Ulcerative colitis is a disease more commonly seen in non-smokers or former smokers. In cases of mild to moderate degree, addition of transdermal nicotine to conventional therapy (usually mesalazine) for 4–6 weeks results in clinical improvement and may also represent a therapeutic alternative when corticosteroids cannot be employed. On the whole, the therapeutic effect of nicotine is consistent with the concept that, except for a few negative reports, smoking has a favourable influence on the course of active ulcerative colitis [2, 4, 29]. Since smoking exerts a protective effect on the development of pouchitis [30], nicotine might find a place also in the treatment of this condition, but this still needs to be investigated.

Recent data [12] suggest that flare-up of ulcerative colitis seems to be more frequent and occur earlier in steroid-treated patients than after treatment with nicotine patches. The reason for this phenomenon, which needs confirmation by further studies, remains unknown, and the mechanism of action of nicotine in ulcerative colitis is still to be determined. Stimulation of colonic mucus and inhibition of inflammatory cytokines may play a role.

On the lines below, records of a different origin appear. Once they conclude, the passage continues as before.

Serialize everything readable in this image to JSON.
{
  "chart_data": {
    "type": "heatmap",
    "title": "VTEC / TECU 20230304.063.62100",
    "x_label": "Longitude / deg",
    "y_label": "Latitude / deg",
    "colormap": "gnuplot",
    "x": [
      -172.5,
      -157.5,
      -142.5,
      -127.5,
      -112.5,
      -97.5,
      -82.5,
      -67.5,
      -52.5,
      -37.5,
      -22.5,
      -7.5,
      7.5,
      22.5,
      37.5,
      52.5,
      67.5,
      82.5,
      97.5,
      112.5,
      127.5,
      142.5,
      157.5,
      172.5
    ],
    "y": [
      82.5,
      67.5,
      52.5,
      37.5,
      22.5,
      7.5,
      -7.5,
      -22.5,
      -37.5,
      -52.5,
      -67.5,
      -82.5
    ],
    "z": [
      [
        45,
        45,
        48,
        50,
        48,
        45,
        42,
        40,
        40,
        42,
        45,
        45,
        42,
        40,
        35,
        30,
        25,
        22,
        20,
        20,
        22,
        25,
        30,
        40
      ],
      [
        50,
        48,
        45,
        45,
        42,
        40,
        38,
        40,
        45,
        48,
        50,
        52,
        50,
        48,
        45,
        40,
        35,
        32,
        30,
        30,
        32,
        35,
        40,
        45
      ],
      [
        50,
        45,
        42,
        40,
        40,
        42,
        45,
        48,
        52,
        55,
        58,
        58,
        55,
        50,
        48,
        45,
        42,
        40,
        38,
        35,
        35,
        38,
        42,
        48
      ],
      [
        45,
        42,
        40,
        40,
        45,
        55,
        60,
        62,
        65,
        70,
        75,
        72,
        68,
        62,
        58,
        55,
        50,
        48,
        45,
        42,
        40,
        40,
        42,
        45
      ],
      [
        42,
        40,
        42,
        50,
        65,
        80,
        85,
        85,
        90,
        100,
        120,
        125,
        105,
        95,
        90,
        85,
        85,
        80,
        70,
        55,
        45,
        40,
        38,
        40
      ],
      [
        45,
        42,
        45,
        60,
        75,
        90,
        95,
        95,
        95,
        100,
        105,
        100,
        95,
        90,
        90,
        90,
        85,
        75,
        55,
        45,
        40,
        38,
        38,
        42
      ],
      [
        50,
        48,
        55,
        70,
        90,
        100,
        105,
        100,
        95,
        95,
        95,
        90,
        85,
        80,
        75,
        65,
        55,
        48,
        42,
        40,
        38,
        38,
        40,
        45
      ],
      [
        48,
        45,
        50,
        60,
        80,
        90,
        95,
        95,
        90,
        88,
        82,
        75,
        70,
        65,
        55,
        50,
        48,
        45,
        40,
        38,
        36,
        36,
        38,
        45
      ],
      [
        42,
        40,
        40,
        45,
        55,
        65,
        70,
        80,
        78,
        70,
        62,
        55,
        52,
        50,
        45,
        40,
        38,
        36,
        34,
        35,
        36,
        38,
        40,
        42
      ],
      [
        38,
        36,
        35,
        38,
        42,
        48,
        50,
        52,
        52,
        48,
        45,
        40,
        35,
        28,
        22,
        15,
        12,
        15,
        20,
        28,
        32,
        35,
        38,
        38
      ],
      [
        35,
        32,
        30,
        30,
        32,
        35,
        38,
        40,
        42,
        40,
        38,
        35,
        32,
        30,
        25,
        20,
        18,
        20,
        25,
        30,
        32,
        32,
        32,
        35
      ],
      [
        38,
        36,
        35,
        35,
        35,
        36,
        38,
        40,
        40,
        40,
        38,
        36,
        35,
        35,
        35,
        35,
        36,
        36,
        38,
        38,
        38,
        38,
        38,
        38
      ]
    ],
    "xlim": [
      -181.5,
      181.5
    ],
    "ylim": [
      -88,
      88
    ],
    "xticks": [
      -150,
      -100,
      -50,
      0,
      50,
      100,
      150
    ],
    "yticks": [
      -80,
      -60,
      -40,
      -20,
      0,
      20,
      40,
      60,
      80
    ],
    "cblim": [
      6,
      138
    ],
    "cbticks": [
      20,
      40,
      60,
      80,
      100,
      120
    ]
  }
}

The results of the only available maintenance study [13] indicate that nicotine is ineffective in preventing clinical relapses of ulcerative colitis. This appears to contrast with epidemiological evidence that smoking prevents development of ulcerative colitis in healthy individuals [2, 3], but secondary prevention in patients with already established disease may involve different considerations. Moreover serum nicotine levels in the studies employing transdermal nicotine were lower than in smokers and less than expected in relation to the administered dose [2].

Side-effects of transdermal nicotine (nausea, light-headedness, sleep disturbances, skin reactions) can be at least in theory reduced by giving the substance by a different route. In the attempt to increase the systemic tolerability of nicotine, various types of enemas and a delayed-release oral formulation have been developed and are currently under clinical investigation.

Hopefully the future will provide us with safer nicotine preparations for more extensive clinical use. However only the full understanding of the exact modes of action of nicotine in ulcerative colitis will lead to the discovery and development of drugs with the same therapeutic characteristics, but devoid of the drawbacks of nicotine administration.